One is competitiveness. This was done rather easily, utilizing our DKE Gubernatorial race ratings. If a race had been designated by the Daily Kos Elections crew as a "toss-up," that netted that race 15 points. If the race was designated as a "lean" D/R race, it was worth 10 points. If the race was designated as a "likely" D/R contest, it was worth five points.

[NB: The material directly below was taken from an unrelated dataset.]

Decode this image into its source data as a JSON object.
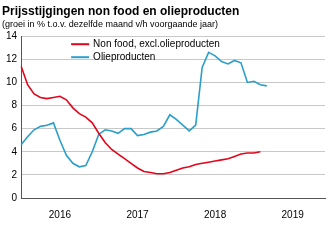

The second criteria is newsworthiness. Some races, for lack of a more elegant way of putting it, have more going on than others. The criteria here was also objective: a gubernatorial race received a single point for every day in the past month in which it was mentioned in a Daily Kos Elections Daily Digest. For those who are curious, top spot during this month went to Florida, a race that was mentioned in our Digests an amazing total of 24 times.
The final criteria is "pollworthiness". Media outlets, campaigns, and polling firms are not going to poll a race for nothing. The more intriguing races are going to get more data points, typically. So, four points were awarded for each poll conducted (general election only) in a given state's gubernatorial race, as logged in our comprehensive DKE polling database. Florida, with the primary season now over, is back to number one by this metric, with a whopping thirteen polls in the period from August 1-September 15.
The "tiebreaker," when races have the same number of points accumulated, is as follows: 1) The first tie-breaker is the number of mentions in the month ("newsworthiness"); 2) The second tie-breaker, should their number of mentions also be equal, is that the state that was lower in the rankings in the previous month gets the higher of the rankings among the tied races. If last month was also a tie, it goes back to previous months until the tie is broken.